Original paper for MobileBERT:
https://arxiv.org/pdf/2004.02984.pdf
Args |
hidden_size
|
Hidden size for the Transformer input and output tensor.
|
num_attention_heads
|
Number of attention heads in the Transformer.
|
intermediate_size
|
The size of the "intermediate" (a.k.a., feed
forward) layer.
|
intermediate_act_fn
|
The non-linear activation function to apply
to the output of the intermediate/feed-forward layer.
|
hidden_dropout_prob
|
Dropout probability for the hidden layers.
|
attention_probs_dropout_prob
|
Dropout probability of the attention
probabilities.
|
intra_bottleneck_size
|
Size of bottleneck.
|
use_bottleneck_attention
|
Use attention inputs from the bottleneck
transformation.
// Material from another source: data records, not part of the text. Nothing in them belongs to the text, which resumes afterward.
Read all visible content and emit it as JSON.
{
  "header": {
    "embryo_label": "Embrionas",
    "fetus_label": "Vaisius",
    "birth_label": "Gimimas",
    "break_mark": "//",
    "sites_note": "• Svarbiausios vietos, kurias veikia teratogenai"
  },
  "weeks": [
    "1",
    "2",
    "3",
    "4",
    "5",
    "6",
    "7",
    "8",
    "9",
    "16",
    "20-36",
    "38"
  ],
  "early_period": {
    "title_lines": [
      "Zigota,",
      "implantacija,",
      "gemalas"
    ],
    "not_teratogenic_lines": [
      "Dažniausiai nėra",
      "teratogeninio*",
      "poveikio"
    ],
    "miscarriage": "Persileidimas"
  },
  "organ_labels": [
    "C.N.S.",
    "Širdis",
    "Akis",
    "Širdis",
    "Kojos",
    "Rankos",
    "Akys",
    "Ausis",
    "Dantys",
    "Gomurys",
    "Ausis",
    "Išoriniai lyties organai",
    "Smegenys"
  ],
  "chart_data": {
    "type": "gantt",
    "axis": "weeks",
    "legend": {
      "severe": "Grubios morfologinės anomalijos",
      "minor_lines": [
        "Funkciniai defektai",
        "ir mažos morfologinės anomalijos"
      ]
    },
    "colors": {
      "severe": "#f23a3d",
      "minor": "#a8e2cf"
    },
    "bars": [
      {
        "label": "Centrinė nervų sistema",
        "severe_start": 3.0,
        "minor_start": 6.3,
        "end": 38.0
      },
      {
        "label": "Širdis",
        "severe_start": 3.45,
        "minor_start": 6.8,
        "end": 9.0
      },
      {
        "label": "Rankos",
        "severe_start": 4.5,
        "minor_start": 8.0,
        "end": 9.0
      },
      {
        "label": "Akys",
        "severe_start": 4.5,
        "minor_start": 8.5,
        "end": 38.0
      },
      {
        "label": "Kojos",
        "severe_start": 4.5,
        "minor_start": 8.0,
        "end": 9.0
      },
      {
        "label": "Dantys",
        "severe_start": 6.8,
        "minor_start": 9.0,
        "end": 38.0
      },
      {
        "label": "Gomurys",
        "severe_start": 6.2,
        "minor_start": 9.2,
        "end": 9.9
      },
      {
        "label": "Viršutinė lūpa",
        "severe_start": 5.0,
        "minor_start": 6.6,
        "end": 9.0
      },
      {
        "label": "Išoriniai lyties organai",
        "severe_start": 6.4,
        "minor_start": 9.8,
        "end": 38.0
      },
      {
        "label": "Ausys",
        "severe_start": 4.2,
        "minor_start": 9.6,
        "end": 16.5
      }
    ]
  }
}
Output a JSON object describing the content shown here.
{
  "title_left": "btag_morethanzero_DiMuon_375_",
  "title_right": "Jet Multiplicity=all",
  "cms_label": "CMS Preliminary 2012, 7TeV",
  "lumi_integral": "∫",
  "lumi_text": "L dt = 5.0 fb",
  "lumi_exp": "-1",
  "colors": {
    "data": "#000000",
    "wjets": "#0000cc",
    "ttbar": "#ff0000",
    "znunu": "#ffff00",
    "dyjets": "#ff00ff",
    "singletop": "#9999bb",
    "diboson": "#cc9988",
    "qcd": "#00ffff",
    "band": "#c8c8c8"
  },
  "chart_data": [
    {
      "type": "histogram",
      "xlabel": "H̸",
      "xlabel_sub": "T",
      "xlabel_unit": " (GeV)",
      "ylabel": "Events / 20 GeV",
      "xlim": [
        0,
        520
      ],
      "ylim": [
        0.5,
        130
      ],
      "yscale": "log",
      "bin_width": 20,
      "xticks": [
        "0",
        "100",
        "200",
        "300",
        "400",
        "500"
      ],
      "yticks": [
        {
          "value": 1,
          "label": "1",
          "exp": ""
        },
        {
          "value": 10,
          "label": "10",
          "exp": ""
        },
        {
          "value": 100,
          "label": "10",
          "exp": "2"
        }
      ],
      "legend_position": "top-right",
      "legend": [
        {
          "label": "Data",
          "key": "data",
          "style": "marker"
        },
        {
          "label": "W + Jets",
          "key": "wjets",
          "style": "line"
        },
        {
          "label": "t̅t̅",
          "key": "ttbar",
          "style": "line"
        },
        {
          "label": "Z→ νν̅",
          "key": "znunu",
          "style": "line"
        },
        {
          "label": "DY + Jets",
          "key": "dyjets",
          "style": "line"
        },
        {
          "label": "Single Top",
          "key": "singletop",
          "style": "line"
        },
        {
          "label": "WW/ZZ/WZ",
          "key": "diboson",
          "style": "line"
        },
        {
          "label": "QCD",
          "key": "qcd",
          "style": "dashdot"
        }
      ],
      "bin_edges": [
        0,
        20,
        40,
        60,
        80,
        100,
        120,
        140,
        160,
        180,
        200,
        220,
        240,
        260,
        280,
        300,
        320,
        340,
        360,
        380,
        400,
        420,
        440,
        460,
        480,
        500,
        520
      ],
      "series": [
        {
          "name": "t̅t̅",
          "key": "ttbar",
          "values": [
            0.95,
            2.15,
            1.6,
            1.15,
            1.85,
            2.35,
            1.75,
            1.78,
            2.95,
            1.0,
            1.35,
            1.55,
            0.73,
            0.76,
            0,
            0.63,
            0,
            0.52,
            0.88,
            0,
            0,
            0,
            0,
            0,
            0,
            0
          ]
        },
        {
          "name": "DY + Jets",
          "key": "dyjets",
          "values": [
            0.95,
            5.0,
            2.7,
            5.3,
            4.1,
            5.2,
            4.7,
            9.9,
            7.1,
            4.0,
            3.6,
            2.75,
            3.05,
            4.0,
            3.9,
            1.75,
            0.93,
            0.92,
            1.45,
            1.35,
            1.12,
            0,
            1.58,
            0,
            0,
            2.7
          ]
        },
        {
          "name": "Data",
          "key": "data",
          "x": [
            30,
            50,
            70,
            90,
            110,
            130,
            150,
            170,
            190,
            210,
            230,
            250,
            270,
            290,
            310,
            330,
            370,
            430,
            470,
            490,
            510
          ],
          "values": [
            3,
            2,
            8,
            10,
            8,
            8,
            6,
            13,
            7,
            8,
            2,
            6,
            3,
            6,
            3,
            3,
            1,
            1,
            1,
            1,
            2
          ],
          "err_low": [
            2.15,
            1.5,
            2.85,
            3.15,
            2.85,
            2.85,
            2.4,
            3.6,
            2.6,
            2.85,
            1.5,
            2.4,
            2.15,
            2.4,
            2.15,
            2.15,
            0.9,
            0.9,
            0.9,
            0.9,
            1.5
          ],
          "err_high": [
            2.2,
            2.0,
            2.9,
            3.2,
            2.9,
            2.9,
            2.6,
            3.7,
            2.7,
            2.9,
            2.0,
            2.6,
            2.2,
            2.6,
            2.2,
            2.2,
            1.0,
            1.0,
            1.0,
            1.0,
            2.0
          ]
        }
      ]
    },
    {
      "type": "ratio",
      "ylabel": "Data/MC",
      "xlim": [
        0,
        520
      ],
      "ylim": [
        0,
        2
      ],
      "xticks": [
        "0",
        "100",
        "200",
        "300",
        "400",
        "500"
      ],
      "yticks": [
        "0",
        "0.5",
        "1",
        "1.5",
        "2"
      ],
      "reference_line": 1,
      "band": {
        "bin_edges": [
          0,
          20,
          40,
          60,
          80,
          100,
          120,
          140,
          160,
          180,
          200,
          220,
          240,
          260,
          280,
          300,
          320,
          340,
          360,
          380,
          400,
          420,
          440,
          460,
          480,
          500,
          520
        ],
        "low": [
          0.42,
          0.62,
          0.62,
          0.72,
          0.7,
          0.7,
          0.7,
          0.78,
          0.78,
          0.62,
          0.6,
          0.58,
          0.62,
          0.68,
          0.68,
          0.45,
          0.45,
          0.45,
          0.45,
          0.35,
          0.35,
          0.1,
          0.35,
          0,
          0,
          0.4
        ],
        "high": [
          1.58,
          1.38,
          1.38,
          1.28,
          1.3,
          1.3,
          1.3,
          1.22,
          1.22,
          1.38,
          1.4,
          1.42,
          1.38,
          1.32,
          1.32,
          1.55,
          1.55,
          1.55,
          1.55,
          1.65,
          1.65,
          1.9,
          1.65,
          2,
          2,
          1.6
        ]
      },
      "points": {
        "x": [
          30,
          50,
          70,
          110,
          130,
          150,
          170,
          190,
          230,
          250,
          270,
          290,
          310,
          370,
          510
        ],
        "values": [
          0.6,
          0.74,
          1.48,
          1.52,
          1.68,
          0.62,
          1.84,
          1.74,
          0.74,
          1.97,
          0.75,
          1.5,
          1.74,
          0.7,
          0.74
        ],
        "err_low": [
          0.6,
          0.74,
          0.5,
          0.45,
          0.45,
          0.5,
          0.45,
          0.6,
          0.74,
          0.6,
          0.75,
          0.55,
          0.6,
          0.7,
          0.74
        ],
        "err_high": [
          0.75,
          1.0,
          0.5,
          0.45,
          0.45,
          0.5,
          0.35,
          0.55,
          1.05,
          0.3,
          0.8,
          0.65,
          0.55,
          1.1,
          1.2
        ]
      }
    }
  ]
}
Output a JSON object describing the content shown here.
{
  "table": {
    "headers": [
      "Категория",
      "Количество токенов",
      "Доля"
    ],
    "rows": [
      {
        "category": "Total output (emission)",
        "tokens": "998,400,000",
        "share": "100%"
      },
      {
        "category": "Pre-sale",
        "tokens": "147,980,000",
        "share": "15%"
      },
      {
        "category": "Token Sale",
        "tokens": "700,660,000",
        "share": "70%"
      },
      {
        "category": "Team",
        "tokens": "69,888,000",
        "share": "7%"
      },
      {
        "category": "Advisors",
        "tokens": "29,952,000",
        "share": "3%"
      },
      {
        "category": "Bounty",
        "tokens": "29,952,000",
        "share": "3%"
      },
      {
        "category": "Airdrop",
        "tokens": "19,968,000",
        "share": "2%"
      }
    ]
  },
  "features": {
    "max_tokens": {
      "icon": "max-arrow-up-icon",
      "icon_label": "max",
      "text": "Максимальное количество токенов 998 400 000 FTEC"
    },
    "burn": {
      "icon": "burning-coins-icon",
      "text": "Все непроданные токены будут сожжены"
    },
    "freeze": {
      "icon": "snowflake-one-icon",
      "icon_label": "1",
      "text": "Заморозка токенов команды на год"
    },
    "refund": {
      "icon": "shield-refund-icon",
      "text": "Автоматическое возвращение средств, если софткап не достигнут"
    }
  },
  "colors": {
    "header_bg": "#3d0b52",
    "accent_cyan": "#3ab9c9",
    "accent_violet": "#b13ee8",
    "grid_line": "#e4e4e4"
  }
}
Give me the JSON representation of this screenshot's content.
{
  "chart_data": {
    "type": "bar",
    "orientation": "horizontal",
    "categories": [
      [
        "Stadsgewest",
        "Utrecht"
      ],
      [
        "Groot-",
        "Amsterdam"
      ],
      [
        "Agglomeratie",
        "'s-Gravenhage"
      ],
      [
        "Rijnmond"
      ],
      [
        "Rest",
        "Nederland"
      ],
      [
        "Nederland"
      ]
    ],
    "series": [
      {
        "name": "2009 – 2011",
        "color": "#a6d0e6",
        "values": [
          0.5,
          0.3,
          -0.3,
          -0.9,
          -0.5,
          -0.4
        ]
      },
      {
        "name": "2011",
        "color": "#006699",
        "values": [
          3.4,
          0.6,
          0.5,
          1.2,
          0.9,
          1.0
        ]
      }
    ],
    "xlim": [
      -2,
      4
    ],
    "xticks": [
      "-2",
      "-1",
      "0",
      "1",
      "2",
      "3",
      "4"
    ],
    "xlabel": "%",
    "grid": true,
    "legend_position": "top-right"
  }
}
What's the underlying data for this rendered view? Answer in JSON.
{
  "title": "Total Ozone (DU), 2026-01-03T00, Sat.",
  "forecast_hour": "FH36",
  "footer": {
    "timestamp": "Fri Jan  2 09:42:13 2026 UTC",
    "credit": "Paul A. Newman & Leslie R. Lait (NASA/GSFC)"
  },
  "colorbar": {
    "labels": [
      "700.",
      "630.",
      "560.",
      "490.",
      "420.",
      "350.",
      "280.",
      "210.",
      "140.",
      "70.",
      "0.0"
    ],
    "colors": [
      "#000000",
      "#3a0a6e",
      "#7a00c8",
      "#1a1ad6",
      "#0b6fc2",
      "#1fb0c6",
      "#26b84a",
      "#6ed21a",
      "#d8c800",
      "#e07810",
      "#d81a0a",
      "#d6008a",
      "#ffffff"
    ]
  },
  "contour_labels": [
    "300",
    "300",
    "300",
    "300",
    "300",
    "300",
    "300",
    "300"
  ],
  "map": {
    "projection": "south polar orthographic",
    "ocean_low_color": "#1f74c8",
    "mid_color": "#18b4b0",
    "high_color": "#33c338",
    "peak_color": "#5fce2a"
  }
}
If true, the following key_query_shared_bottleneck
will be ignored.
|
key_query_shared_bottleneck
|
Whether to share linear transformation for
keys and queries.
|
num_feedforward_networks
|
Number of stacked feed-forward networks.
|
normalization_type
|
The type of normalization_type, only no_norm and
layer_norm are supported. no_norm represents the element-wise
linear transformation for the student model, as suggested by the
original MobileBERT paper. layer_norm is used for the teacher model.
|
initializer
|
The initializer to use for the embedding weights and
linear projection weights.
|
**kwargs
|
keyword arguments.
|
Raises |
ValueError
|
A Tensor shape or parameter is invalid.
|
Methods
call
View source
call(
input_tensor, attention_mask=None, return_attention_scores=False
)
Implementes the forward pass.
Args |
input_tensor
|
Float tensor of shape
(batch_size, seq_length, hidden_size) .
|
attention_mask
|
(optional) int32 tensor of shape
(batch_size, seq_length, seq_length) , with 1 for positions that can
be attended to and 0 in positions that should not be.
|
return_attention_scores
|
If return attention score.
|
Returns |
layer_output
|
Float tensor of shape
(batch_size, seq_length, hidden_size) .
attention_scores (Optional): Only when return_attention_scores is True.
|
Raises |
ValueError
|
A Tensor shape or parameter is invalid.
|